Bob wrote:> The best gift ever? To be held in a loving embrace.

This may be the most important gift that anyone can give to anyone else. However, it lasts for too short a period. It needs to be repeated.

At least one major study has shown that we humans need 12 hugs per day (or some equivalent) to be fully satisfied. We can get by with a minimum of eight hugs.

What happens to those who have fewer, perhaps none at all? You will find them in prisons, in psychiatric hospitals, in divorce courts, in therapists' offices, in video stores picking out their movies for the evening. Of course, lack of human touch is not the only things such people are missing from their lives. But you may be certain that it is a very common element among them.

How desperate would you get if you had not eaten for five days? Or if you had not slept for three days? If you had not had water for two days? If you did not have enough stuff to keep you warm?

Human touch is a need, not a luxury.

Look at the kind of play kids get involved with at school. Most of it involves touching in some way. Kid get into fights--would the fights have not been necessary (might not even have been thought of) if each of the fighters had enough human touch to satisfy their needs?

There is a kind of physical therapy called Healing Touch. The therapist does not technically touch the patient.

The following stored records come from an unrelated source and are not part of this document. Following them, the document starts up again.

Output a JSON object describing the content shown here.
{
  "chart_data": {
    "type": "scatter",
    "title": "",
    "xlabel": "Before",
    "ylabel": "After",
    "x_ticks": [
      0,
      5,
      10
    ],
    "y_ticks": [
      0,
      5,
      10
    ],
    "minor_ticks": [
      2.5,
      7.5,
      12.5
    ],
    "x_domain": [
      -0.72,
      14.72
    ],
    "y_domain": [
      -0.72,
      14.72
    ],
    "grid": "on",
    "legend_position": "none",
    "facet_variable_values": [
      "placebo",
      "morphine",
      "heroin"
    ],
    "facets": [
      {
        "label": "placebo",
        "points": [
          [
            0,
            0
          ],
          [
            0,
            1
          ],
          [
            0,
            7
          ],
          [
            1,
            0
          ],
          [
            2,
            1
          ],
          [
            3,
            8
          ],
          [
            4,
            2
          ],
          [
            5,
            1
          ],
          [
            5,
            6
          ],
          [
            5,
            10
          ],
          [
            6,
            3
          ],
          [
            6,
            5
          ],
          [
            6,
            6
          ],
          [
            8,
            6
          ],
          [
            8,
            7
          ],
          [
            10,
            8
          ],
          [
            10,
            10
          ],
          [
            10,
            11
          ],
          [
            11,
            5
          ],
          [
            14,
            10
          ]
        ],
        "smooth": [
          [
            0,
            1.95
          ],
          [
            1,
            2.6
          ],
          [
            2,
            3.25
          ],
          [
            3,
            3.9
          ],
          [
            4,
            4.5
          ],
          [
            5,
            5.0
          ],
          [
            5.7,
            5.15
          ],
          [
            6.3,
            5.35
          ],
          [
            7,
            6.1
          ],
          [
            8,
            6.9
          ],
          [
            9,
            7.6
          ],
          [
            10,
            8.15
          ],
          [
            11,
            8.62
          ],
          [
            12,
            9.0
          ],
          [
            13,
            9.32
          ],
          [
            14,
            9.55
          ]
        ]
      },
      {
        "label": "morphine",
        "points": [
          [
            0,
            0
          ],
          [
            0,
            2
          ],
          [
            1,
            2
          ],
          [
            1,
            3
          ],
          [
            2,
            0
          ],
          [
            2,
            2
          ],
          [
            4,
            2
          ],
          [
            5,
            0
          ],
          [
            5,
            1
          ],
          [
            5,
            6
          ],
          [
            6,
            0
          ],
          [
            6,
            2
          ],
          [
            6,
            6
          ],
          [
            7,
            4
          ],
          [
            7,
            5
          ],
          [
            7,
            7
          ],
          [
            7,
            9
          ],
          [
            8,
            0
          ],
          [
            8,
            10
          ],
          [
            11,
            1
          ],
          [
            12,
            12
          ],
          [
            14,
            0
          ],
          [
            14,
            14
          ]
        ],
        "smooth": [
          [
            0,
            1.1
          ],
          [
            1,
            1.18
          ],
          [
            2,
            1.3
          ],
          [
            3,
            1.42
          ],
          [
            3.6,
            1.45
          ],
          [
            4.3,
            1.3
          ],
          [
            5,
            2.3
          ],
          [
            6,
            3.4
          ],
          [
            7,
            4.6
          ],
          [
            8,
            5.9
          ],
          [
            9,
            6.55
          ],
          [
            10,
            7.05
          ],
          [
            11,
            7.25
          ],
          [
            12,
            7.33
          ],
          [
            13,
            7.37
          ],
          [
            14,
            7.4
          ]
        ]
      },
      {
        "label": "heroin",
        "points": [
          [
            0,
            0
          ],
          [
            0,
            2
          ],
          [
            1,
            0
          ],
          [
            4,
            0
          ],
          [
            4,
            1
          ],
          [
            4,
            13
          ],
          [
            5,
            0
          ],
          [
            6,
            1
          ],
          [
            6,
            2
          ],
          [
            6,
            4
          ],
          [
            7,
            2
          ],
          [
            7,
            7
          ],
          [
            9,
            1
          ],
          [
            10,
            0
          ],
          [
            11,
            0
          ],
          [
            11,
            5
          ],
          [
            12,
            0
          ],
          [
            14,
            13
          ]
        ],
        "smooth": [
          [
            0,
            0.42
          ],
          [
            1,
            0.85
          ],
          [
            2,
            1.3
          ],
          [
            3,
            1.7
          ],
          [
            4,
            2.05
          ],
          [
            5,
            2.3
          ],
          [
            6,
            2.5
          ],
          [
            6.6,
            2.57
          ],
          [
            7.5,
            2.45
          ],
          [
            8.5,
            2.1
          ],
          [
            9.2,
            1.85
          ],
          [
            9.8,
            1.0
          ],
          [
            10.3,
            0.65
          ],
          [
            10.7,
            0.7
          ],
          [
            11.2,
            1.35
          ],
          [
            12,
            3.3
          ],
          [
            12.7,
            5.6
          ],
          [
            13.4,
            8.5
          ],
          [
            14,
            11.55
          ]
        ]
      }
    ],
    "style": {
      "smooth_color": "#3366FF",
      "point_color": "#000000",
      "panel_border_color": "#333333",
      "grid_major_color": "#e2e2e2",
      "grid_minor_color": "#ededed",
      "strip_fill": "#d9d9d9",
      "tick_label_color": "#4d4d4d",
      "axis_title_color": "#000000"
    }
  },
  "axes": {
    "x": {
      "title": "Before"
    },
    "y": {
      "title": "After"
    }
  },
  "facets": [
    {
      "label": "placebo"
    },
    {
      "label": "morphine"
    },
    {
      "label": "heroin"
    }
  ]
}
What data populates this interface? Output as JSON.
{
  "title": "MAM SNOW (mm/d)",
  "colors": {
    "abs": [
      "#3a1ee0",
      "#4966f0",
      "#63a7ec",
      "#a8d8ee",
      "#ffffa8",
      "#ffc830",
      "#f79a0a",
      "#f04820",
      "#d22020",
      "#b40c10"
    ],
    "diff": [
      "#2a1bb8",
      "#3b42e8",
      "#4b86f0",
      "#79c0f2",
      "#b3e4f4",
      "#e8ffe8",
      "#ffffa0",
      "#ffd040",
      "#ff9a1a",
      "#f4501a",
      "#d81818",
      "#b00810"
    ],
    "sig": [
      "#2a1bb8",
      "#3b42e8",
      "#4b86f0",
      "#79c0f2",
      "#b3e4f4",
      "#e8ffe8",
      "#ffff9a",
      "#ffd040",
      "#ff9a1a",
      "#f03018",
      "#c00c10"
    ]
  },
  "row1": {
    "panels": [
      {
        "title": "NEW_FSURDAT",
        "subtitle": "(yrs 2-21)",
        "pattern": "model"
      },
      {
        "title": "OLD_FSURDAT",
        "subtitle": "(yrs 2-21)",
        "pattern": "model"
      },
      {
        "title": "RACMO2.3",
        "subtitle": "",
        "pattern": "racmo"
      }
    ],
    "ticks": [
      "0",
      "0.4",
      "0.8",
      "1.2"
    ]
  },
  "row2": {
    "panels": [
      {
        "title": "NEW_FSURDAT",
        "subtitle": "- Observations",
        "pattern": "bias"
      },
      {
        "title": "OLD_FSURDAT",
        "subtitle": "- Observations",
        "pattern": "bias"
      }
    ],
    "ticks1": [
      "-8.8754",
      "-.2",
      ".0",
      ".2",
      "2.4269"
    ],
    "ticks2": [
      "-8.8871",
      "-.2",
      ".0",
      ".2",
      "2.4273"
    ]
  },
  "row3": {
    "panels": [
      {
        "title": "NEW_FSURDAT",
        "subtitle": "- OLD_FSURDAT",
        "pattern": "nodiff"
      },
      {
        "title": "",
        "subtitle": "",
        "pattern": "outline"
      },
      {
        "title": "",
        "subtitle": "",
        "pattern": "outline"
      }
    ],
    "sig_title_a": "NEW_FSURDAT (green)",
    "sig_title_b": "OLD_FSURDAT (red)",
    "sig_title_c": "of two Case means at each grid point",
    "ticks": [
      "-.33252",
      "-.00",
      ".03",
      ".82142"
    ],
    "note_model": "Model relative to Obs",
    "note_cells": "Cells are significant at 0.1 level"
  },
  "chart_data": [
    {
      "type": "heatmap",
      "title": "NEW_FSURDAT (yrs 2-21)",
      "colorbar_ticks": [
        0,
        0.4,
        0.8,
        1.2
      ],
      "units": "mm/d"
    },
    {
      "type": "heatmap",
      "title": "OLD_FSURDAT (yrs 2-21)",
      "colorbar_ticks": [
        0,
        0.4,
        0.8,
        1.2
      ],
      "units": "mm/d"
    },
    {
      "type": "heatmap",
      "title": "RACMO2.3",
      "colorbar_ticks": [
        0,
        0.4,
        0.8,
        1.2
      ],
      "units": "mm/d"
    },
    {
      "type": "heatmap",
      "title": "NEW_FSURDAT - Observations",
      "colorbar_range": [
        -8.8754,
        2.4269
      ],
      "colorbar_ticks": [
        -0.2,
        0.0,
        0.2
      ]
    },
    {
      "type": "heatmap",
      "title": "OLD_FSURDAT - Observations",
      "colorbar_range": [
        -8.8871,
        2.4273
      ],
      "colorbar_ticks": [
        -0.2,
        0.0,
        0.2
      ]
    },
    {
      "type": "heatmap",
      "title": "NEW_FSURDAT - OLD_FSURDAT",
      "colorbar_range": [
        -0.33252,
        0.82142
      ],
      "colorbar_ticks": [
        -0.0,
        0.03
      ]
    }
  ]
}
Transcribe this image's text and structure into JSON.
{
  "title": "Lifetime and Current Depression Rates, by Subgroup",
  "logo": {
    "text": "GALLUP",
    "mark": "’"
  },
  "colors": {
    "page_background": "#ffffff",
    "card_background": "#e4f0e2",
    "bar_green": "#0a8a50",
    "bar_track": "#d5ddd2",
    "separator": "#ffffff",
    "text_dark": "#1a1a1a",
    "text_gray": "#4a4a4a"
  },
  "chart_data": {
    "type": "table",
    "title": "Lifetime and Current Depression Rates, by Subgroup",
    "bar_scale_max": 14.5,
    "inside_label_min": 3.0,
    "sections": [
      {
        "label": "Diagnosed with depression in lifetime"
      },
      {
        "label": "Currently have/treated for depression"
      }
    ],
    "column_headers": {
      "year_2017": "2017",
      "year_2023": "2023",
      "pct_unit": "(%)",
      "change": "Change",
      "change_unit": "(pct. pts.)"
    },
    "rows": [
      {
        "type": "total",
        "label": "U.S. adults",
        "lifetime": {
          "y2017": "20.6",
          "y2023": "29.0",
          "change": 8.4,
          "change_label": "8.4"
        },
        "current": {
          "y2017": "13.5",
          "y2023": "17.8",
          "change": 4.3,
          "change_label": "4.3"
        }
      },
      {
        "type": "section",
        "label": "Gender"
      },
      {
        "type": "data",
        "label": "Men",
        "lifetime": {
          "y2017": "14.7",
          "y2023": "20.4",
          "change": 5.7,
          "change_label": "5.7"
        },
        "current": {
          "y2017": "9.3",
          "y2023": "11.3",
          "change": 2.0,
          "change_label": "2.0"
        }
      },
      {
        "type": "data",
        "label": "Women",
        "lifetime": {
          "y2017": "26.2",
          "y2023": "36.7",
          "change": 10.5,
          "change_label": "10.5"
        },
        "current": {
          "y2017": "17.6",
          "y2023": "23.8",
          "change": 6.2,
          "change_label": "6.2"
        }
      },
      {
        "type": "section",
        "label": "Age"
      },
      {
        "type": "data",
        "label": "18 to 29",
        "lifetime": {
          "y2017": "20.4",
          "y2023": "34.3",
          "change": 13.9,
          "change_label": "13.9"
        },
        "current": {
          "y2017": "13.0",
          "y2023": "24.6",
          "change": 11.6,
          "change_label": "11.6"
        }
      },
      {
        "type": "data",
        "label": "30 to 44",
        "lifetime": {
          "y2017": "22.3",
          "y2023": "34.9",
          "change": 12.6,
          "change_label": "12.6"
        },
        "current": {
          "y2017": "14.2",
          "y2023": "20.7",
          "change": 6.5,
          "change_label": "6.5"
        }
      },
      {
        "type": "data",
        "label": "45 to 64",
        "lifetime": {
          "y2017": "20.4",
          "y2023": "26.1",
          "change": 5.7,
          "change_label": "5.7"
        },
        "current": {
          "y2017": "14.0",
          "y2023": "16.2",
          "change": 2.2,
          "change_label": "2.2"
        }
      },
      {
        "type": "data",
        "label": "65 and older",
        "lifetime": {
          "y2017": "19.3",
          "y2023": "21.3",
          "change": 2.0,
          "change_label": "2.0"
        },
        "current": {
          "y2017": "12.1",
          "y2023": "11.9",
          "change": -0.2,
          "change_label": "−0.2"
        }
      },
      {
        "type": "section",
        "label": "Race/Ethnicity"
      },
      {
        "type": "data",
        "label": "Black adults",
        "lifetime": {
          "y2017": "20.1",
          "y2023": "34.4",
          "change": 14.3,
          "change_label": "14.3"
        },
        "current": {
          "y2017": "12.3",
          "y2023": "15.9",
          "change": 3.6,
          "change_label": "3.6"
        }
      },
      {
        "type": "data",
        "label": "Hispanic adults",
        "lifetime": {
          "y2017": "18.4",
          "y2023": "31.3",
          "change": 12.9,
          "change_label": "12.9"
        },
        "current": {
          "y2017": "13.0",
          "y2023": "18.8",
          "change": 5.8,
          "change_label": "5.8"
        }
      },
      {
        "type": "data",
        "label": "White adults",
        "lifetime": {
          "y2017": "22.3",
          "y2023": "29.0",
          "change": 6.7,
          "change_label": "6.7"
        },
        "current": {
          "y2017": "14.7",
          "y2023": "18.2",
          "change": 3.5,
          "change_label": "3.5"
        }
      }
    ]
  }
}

But the two come close enough to each other that the patient can feel the heat radiating from the skin of the therapist.

The patient feels better. The patient's "touch bank" gets filled. With that need satisfied, the patient's immune and other self-correcting body systems begin to function properly again.

Can we touch ourselves (such as by hugging ourselves) to achieve the same goals? I believe that when we do this, we satisfy maybe one-tenth of our need. What we should be taking from the habit of doing this is that we desperately need the touch of others.

Think of the social animals you know--bees, ants, horses, dogs, etc. Every one, without exception, not only needs the touch of others, but seeks it out. Sometimes, if necessary, they even force themselves on others just to get that touch need satisfied.

Oh, did I just say "force themselves on others?" Isn't that what rapists and those who physically abuse others do? You don't suppose...

Well, if you don't suppose, then you should.